A warranty is a guarantee given by the seller to the buyer that a horse answers the description given of it at the time of sale.

Such a warranty forms no essential part in the sale of a horse, but so risky is it to purchase without one, that in the sale of valuable animals it is rarely dispensed with. No special form of words is necessary to create a warranty, nor need they be in writing, though, to avoid disputes or litigation, it is obviously prudent to obtain a written warranty wherever possible. Mutatis mutandis, a warranty usually runs somewhat as follows:-

" Received of Mr. John Jones of Newborough the sum of fifty guineas for a chestnut mare, warranted quiet to ride and drive. Wm. Brown.

"Peterborough, March 14 th, 19 -----."

Such a warranty need not be, and in fact rarely is, written at the time the warranty is given. All it amounts to is a memorandum of such warranty, reduced to writing at the time the money is paid.

No stamp is required beyond the receipt stamp, and if the warranty be on a piece of paper distinct from the receipt, even this is unnecessary. (Skime v. Elmore, 2 Camp. 407, citing Brown and Try.) Where a written receipt is given, but no mention is made of warranty, such warranty may be proved by parole or oral evidence. (Allen v. Pink, 4 M. v. W. 140.) It should be noted that though the words "warrant" and "sound" constantly occur in warranties, such words are not essential, as already intimated.

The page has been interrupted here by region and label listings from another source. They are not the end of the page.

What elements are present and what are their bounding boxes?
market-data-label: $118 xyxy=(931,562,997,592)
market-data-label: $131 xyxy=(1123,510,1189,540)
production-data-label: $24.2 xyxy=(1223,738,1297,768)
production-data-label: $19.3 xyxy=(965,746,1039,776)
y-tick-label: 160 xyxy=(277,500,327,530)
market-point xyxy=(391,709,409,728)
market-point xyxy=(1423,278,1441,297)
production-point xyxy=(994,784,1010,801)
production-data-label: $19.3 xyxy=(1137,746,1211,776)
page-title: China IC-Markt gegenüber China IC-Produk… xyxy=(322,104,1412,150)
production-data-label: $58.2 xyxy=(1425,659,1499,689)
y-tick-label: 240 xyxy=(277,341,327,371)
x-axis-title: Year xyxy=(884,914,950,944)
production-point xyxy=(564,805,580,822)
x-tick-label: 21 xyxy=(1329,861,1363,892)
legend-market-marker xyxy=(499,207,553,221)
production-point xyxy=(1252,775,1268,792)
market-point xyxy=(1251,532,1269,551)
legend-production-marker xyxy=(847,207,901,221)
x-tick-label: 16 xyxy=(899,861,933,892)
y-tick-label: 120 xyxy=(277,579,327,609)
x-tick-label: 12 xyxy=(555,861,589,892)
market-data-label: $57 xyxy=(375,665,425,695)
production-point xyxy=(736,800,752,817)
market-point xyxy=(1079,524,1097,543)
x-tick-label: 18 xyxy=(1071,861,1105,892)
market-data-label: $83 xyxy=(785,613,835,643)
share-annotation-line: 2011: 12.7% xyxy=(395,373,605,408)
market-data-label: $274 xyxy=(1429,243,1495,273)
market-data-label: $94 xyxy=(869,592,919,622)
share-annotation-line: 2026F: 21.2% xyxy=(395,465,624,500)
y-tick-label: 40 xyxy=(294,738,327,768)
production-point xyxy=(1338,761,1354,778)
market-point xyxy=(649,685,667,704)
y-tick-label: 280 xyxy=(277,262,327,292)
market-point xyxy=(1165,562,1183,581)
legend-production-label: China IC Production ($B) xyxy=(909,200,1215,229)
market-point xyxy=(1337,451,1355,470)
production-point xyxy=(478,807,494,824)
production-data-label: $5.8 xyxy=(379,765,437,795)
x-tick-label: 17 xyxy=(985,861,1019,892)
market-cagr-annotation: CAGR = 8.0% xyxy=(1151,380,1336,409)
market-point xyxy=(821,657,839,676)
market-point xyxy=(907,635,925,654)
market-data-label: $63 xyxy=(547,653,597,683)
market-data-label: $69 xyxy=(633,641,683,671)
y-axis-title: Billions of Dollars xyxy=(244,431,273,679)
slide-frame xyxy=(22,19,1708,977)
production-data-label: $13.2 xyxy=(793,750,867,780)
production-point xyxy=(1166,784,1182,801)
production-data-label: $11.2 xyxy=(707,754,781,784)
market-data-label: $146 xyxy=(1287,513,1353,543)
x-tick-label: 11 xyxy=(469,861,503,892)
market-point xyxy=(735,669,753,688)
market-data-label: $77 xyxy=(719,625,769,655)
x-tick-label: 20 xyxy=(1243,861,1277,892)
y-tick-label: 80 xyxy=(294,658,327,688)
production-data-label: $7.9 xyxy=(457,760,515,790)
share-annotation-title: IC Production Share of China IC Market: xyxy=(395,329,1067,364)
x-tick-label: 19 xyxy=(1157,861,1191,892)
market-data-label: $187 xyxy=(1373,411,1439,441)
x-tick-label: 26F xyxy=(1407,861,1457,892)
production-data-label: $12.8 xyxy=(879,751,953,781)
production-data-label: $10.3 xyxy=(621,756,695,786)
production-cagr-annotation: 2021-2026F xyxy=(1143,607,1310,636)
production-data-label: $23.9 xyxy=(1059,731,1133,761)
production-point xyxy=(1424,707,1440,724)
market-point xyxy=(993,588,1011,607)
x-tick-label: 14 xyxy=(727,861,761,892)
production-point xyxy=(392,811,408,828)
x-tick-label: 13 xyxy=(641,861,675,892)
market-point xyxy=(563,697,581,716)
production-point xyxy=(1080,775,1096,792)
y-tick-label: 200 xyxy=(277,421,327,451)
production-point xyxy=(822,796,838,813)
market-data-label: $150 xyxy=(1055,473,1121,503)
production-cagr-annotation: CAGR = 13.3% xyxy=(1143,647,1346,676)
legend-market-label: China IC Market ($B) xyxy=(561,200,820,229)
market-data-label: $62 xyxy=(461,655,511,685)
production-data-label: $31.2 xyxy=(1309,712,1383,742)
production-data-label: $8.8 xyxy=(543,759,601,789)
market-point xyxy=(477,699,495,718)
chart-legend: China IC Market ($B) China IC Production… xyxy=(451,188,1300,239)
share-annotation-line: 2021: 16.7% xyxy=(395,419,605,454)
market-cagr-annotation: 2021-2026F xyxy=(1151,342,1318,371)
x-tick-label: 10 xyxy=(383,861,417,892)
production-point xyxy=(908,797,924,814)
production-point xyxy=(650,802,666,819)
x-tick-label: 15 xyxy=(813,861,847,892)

In Paisley v. Freeman, 1789 (2 Smith's leading cases), Mr. Justice Buller says: "It was rightly held by Holt, Chief-justice (in Cross v. Gardner, Carthew 90, 1689), and has been uniformly adopted ever since, that an affirmation at the time of a sale is a warranty, provided it appears in evidence to have been so intended ". Whether a warranty is intended or not is a question of fact for the jury.